Je suis particulièrement heureux de recevoir ce mois-ci Olivier Hodasava qui a lancé ce beau projet, Dreamlands. Je le suis d’autant plus car, en faisant des recherches sur la littérature géographique, je suis tombé il y a quelques mois sur son site, et que via relayage sur Twitter et Facebook, celui-ci a acquis une notoriété auprès de notre petite communauté. Je suis donc doublement fier de m’inscrire chez lui (à cette adresse) et de l’accueillir sur Ambo i lati, autour de clichés qu’il a pris dans son voyage sullo scill’e cariddi.

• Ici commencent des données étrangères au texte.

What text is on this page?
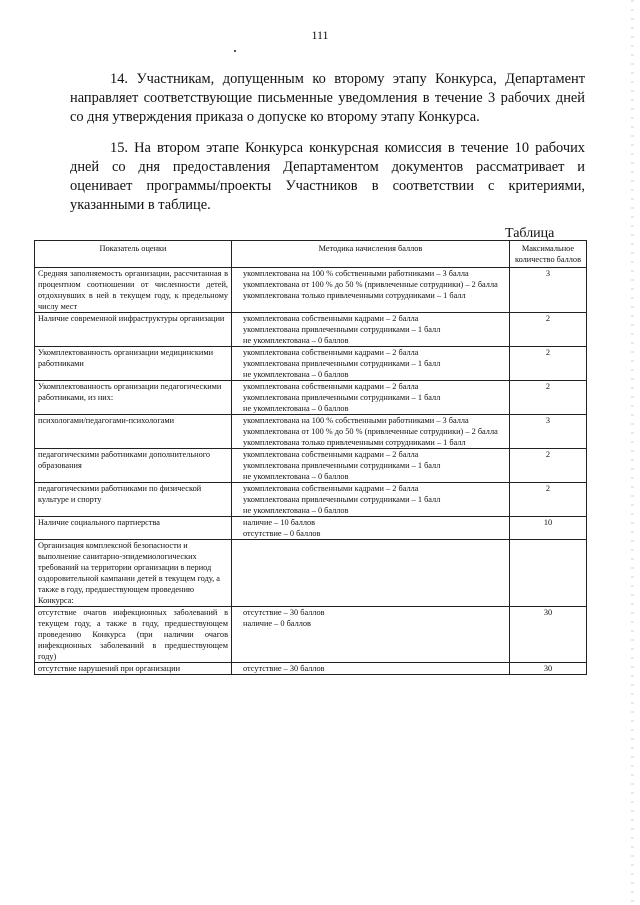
111
14. Участникам, допущенным ко второму этапу Конкурса, Департамент направляет соответствующие письменные уведомления в течение 3 рабочих дней со дня утверждения приказа о допуске ко второму этапу Конкурса.
15. На втором этапе Конкурса конкурсная комиссия в течение 10 рабочих дней со дня предоставления Департаментом документов рассматривает и оценивает программы/проекты Участников в соответствии с критериями, указанными в таблице.
Таблица
Показатель оценки	Методика начисления баллов	Максимальное количество баллов
Средняя заполняемость организации, рассчитанная в процентном соотношении от численности детей, отдохнувших в ней в текущем году, к предельному числу мест	укомплектована на 100 % собственными работниками – 3 балла
укомплектована от 100 % до 50 % (привлеченные сотрудники) – 2 балла
укомплектована только привлеченными сотрудниками – 1 балл	3
Наличие современной инфраструктуры организации	укомплектована собственными кадрами – 2 балла
укомплектована привлеченными сотрудниками – 1 балл
не укомплектована – 0 баллов	2
Укомплектованность организации медицинскими работниками	укомплектована собственными кадрами – 2 балла
укомплектована привлеченными сотрудниками – 1 балл
не укомплектована – 0 баллов	2
Укомплектованность организации педагогическими работниками, из них:	укомплектована собственными кадрами – 2 балла
укомплектована привлеченными сотрудниками – 1 балл
не укомплектована – 0 баллов	2
психологами/педагогами-психологами	укомплектована на 100 % собственными работниками – 3 балла
укомплектована от 100 % до 50 % (привлеченные сотрудники) – 2 балла
укомплектована только привлеченными сотрудниками – 1 балл	3
педагогическими работниками дополнительного образования	укомплектована собственными кадрами – 2 балла
укомплектована привлеченными сотрудниками – 1 балл
не укомплектована – 0 баллов	2
педагогическими работниками по физической культуре и спорту	укомплектована собственными кадрами – 2 балла
укомплектована привлеченными сотрудниками – 1 балл
не укомплектована – 0 баллов	2
Наличие социального партнерства	наличие – 10 баллов
отсутствие – 0 баллов	10
Организация комплексной безопасности и выполнение санитарно-эпидемиологических требований на территории организации в период оздоровительной кампании детей в текущем году, а также в году, предшествующем проведению Конкурса:		
отсутствие очагов инфекционных заболеваний в текущем году, а также в году, предшествующем проведению Конкурса (при наличии очагов инфекционных заболеваний в предшествующем году)	отсутствие – 30 баллов
наличие – 0 баллов	30
отсутствие нарушений при организации	отсутствие – 30 баллов	30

Scylla pousse d’affreux rugissements, sa voix est semblable à celle d’un jeune lion ; et personne ne se réjouit à la vue de ce monstre terrible, pas même un dieu ! Scylla possède douze griffes horribles et six cous d’une longueur démesurée ; à chacun d’eux est attachée une tète effrayante où paraît une triple rangée de dents serrées et nombreuses, sur lesquelles siège le noir trépas. Le milieu de son corps est plongé dans la vaste caverne, ce monstre ne fait sortir du gouffre que ses têtes hideuses ; il les promène autour de l’écueil, puis saisit et dévore les dauphins, les chiens de mer et les énormes baleines que nourrit par milliers la bruyante Amphitrite. Aucun nautonier ne se glorifie d’avoir échappé sain et sauf aux fureurs de ce monstre terrible, car Scylla saisit toujours un homme par chacune de ses têtes et l’enlève de son navire à la proue azurée.
Ulysse, l’autre écueil que tu verras est plus bas, très près de l’autre, et à la portée des flèches. A son sommet s’élève un figuier chargé de feuilles ; au-dessous de ce figuier est la formidable Charybde, qui engloutit sans cesse l’onde noire : trois fois par jour et elle la rejette, et trois fois encore elle l’avale en poussant des mugissements effroyables. Qu’il ne t’arrive donc point de passer en ces lieux lorsque Charybde absorbe les eaux de la mer ; car nul ne pourrait t’arracher à la mort, pas même le puissant Neptune. Rapproche-toi de Scylla et dirige ton navire en effleurant l’écueil. Il vaut mieux regretter six compagnons que de les voir périr tous ensemble.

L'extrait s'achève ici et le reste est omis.